E quando isso acontece, seja por qual motivo for, através dessa obsessão o perseguidor (stalker) passa a monitorar constantemente a vida da pessoa, coletando todas as informações sobre essa ela e cercando-a em vários espaços. Uma de suas intenções é marcar presença na vida da vítima, seja fisicamente ou na internet.

Sabe quando você coloca uma foto na internet e marca onde está e com quem está naquele momento? Um prato cheio para quem fica atento aguardando informações de uma forma geral. Com um simples ato assim, você informa para quem te segue “não estou em casa no momento”, “estou com tais pessoas”, “estas são minhas preferencias”.

Sim, é assustador como uma simples postagem pode revelar muito sobre quem a fez. Por isso todo cuidado é pouco quando se trata de golpes e crimes, que podem até começar nas redes sociais, mas que são reais e perigosos.

Diante do aumento de registro de ocorrências e denúncias nesse sentido, entrou em vigor no último dia 31 de março, a Lei nº 14.132/21.Essa lei muda o status da perseguição, de contravenção penal para crime, incluindo o artigo 147-A ao Código Penal, sendo punido esse crime com reclusão de 6 meses a 2 anos, mais multa a ser fixada pelo Juiz. A pena pode aumentar, caso o delito seja cometido contra criança, adolescente ou idoso; mulheres, ou quando é executado por duas ou mais pessoas.

Perceba ainda que em variações situações de stalking o autor é conhecido da vítima. Pode ser um parceiro, ex-parceiro, colega de trabalho, mas o autor também pode ser um desconhecido, que por qualquer razão, desenvolveu algum tipo de amor platônico pela vítima, como no caso da atriz Anna Hickmann, que ganhou repercussão nacional.

O que é considerado stalking?

– O envio de inúmeras mensagens, e-mails, telefonemas, tentativas de invasão de contas virtuais, reclamações imoderadas em condomínios.

– A maioria das vezes, o stalker se esconde através de perfis falsos para perseguir a vítima na internet, também ocorre em condomínios, por moradores, colaboradores e, em muitos casos, o próprio síndico.

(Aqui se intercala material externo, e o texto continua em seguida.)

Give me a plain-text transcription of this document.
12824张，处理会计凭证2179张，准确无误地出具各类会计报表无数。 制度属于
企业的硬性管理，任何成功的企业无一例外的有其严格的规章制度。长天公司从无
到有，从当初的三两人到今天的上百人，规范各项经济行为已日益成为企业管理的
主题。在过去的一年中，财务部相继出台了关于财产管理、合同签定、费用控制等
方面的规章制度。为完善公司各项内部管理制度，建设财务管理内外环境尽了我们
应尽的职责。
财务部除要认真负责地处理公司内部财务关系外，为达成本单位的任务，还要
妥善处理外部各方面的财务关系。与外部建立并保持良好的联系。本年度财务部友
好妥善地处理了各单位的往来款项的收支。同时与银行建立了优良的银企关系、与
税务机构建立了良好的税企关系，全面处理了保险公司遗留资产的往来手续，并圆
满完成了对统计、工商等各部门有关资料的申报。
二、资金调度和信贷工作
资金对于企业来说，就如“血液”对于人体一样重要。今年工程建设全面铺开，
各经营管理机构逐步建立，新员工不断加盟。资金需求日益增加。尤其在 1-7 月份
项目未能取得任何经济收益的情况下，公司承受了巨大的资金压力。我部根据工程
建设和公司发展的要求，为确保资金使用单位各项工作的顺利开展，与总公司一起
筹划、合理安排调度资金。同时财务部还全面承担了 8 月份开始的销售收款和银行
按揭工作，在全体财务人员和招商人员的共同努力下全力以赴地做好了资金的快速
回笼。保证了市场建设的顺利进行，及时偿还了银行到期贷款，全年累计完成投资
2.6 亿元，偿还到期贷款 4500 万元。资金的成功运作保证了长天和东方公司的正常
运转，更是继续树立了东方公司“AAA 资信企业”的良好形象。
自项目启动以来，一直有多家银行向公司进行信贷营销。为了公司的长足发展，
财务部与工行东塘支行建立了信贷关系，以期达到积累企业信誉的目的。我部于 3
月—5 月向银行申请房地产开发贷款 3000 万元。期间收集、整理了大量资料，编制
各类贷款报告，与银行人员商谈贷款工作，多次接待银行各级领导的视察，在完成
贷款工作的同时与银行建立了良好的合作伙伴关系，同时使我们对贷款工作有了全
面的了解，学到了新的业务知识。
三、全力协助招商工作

Essa perseguição ocorre das mais variadas formas possíveis e em alguns casos, acaba gerando transtornos psicológicos na vítima.

– Seguir a vítima presencialmente, rondando sua residência e trabalho, e frequentando lugares comuns a vítima.

O que fazer se você se tornar uma vítima de stalking?

1-Colete todas as provas. Guarde o print de todas as mensagens, e-mail, ligações, bem como objetos que receber e apresente posteriormente à polícia.

2-Avise seus conhecidos, é importante não se sentir sozinha nessas situações.

3-Se notar que o agressor está te seguindo, tente fotografar, filmar ou obter testemunhas que possam atestar a situação e chame por ajuda.

4- Denuncie o stalking, dirija-se a uma delegacia de polícia munida das provas que possuir e registre um boletim de ocorrência.

5- Procure orientação de um advogado, que poderá auxiliar com um pedido de medidas protetivas de urgência.

6- Bloqueie o contato do stalker em suas redes sociais e o denuncie no próprio serviço.